Some insist the virus is no worse than a cold and want school, sports, and activities fully restored, says Mandell, while others say “there is nothing a state agency could do to make me feel safe putting my child in child care” or preschool.
Birdie Wermy, a project director for Northwest Portland Area Indian Health Board, is getting help from her retired parents while her son, 4, and daughter, 7, attend preschool and second grade online. While Wermy works out of her home, her mom, who lives nearby, will help her children with their distance learning this fall. Her son will be attending Tualatin Elementary’s preschool, which will be online for at least eight weeks. Even if school opens later, Wermy will be reluctant to send her children to school and risk having them bring COVID-19 home to her parents. But she also worries about the quality of education they’re getting online.
“I know that my son would probably do better in an actual classroom setting and being around other kids,” she says. “In the back of my mind, I ask “what is this going to look like five years from now? Is there going to be this huge cohort of children who were 2020-21 preschoolers basically left behind because they didn’t learn their basics before kindergarten?”
State guidelines
BothOregon’s Department of Educationand its Early Learning Divisionhave issued guidelines, 29 pages for young children and 46 pages for older ones, on opening schools this fall. They provide requirements and suggestions for a range of activities, including family engagement, group size, personal protective equipment, student drop-offs, food, hand washing, and response to confirmed virus cases.
Each school is expected to follow guidelines in developing a plan, or Operational Blueprint for Reentry. That poses an enormous task for small districts with a handful of administrators working summer months. Adding to the complexity, guidelines are being revised as the summer unfolds, according to how the virus spreads. In its latest version, released last week, the state told districts that they should prioritize in-person instruction for special education students, English language learners and other groups, even if county-wide cases are not low enough to allow a return for all students to the classroom.
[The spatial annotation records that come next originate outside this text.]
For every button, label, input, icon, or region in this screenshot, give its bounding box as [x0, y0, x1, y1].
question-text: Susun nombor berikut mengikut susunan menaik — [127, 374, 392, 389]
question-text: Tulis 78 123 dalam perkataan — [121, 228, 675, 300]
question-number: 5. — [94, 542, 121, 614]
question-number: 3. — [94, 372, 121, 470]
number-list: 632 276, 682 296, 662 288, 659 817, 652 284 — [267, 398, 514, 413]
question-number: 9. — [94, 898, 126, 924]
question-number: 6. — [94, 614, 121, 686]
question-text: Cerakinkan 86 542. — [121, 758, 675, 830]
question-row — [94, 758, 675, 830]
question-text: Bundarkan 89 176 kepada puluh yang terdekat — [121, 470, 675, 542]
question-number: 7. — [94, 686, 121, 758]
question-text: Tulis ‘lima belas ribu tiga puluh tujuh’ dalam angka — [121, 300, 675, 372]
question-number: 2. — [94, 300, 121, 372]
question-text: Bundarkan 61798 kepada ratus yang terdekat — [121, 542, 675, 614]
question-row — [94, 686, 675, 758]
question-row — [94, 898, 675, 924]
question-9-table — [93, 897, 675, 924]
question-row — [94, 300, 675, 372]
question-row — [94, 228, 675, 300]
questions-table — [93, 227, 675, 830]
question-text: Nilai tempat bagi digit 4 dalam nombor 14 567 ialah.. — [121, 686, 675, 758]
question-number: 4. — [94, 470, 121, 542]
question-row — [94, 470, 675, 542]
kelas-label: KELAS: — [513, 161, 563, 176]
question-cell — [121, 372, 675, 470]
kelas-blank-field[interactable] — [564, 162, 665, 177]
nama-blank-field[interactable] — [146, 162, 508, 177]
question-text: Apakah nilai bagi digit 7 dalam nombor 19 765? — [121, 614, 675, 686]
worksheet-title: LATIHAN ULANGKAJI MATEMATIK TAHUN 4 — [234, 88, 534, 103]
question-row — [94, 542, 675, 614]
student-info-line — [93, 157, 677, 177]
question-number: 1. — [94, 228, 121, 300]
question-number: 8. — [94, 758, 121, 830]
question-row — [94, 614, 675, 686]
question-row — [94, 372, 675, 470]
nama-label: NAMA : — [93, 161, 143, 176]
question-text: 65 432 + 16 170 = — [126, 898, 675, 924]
“I can tell you from a small, rural school perspective, the guidelines are totally overwhelming,” says Brian Berry, superintendent of Yoncalla School District.
Most parents in Yoncalla want to see the schools open classrooms for students in September, he says. That’s what Barber wants too. She says she’s never missed her students so much as after the state closed her school.
“I’m so grateful to go back,” she says. “I don’t care what it takes, what regulations we have to put in. Just so I can see them.”